Une seconde observation non moins importante, que je dois aux mêmes connoisseurs, c’est qu’il est très dangereux de porter un jugement général sur les ouvrages sortis d’une école ; ce jugement est rarement assez exact pour satisfaire celui qui le porte, à plus forte raison pour satisfaire les autres. Les ouvrages de peinture changent tous les jours, ils perdent l’accord que l’artiste y avoit mis ; enfin ils ont, comme tout ce qui existe, une espèce de vie dont le tems est borné, & dans laquelle il faut distinguer un état d’enfance, un état de perfection, du moins au degré où ils peuvent l’avoir, & un état de caducité or ce n’est que dans le second de ces trois états qu’on peut les apprécier avec justice.

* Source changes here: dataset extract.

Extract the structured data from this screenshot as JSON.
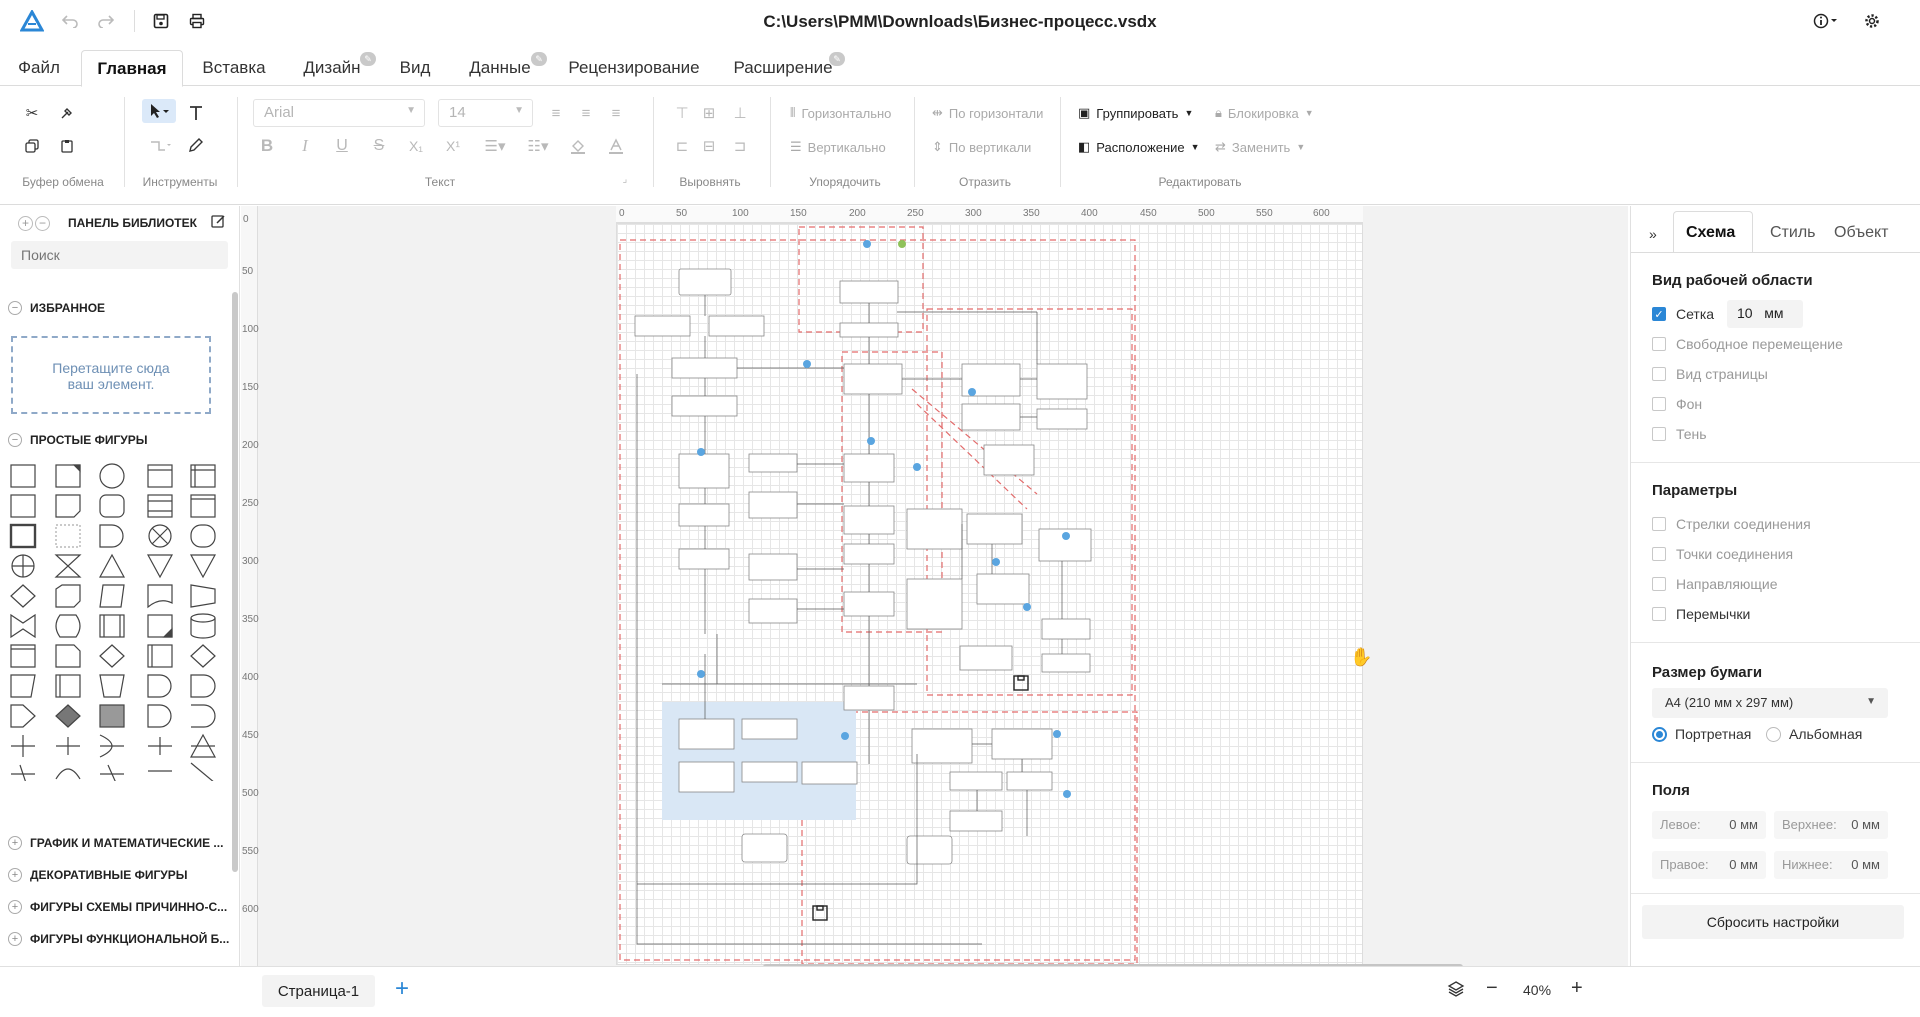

On dit pour l’ordinaire que l’école romaine s’est principalement attachée au dessein, l’école vénitienne au coloris, &c. On ne doit point entendre par-là que les peintres de ces écoles ayent eu le projet formé de préférer le dessin à la couleur, ou la couleur au dessin : ce seroit leur attribuer des vues qu’ils n’eurent sans doute jamais. Il est vrai que par le résultat des ouvrages des différentes écoles, il s’est trouvé que certaines parties de la peinture ont été plus en honneur dans certaines écoles que dans d’autres ; mais il seroit très-difficile de démêler & d’assigner les causes de ces différences : elles peuvent être morales & non moins obscures.

Est-ce à ces causes physiques ou aux causes morales, ou à la rèunion des unes & des autres, qu’on doit attribuer l’état de langueur où la peinture & la sculpture sont actuellement en Italie ? L’école de peinture françoise est aujourd’hui, de l’aveu général, supérieure à toutes les autres. Sont-ce les récompensés, les occasions, l’encouragement & l’émulation qui manquent aux Italiens ? car ce ne sont pas les grands modeles. Ne seroit-ce point plutôt un caprice de la nature, qui, en fait de talens & de génie, se plaît, pour ainsi dire, à ouvrir de tems en tems des mines, qu’elle referme ensuite absolument pour plusieurs siécles ?’plusieurs des grands peintres d’Italie & de Flandres ont vécu & sont morts dans la misère : quelques-uns ont été persécutés, bien loin d’être encouragés. Mais la nature se joue de l’injustice de la fortune, & de celle des hommes ; elle produit des génies rares au milieu d’un peuple de barbares, comme elle fait naître les plantes précieuses parmi des Sauvages qui en ignorent la vertu.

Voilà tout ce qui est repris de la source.